Is this function represented by a convolution?

Question

I was wondering whether there is an explicit $f$ such that

$\ln(\cosh(x-y)) = \int_{\mathbb{R}} |x-z|f(z-y) dz.$

Why do I believe that this holds?

Because the function $f(a):=\frac{1}{ \cosh^2(a)}$ already seems to come close

see wolframalpha

Answer 1

We can change variables to $z-y$ in the integral and just assume that $y=0$ in what follows.

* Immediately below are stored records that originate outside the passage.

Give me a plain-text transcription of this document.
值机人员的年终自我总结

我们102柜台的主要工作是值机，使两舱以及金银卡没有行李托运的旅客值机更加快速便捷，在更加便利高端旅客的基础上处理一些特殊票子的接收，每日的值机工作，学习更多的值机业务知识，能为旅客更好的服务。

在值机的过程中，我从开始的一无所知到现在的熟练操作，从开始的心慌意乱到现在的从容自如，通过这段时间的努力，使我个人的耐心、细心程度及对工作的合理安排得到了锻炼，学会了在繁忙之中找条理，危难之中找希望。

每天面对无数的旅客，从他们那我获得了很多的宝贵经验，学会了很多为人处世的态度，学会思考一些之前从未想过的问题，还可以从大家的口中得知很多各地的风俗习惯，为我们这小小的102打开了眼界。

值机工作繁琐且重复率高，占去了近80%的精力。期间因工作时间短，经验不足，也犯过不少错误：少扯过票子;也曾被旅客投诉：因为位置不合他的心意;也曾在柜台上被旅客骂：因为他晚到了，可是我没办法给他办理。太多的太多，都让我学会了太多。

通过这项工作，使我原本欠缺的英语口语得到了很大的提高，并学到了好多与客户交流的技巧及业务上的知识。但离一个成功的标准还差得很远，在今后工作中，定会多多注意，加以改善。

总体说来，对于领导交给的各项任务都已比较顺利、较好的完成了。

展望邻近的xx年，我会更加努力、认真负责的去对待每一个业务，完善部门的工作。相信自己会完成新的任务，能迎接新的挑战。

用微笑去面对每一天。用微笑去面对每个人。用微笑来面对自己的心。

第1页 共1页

The answer is in fact no: putting $x=0$ gives $$ \log{\cosh{0}} = \int_{-\infty}^{\infty} \lvert z \rvert f(z) \, dz $$ So we have $$ \int_{-\infty}^{\infty} \lvert z \rvert f(z) \, dz = \int_{0}^{\infty} z (f(z)+f(-z)) \, dz = 0. $$ Differentiating once and evaluating at zero gives $$ 0 = \frac{\sinh{0}}{\cosh{0}} = \int_{-\infty}^{\infty} \frac{z}{\lvert z \rvert} f(z) \, dz = \int_0^{\infty} (f(z)-f(-z)) \, dz. $$ Differentiating twice gives $$ \frac{1}{\cosh^2{x}} = 2f(x) $$ since the derivative of the sign function is $2\delta_0$. Substituting this back in, the second equation is satisfied, but the first is not: $$ \int_{0}^{\infty} \frac{z}{\cosh^2{z}} \, dz = \int_0^{\infty} (1-\tanh{z}) \, dz = \log{2} \neq 0. $$

So you can have $$ \log{2}+\log{\cosh{x}} = \int_{-\infty}^{\infty} \lvert x-z \rvert \frac{1}{2\cosh^2{z}} \, dz, $$ but not without the $\log{2}$: note the convolution operator is linear, but there is no function for which $\int_{-\infty}^{\infty} \lvert x-z \rvert g(z) \, dz = C $: the left-hand side has a nonzero derivative.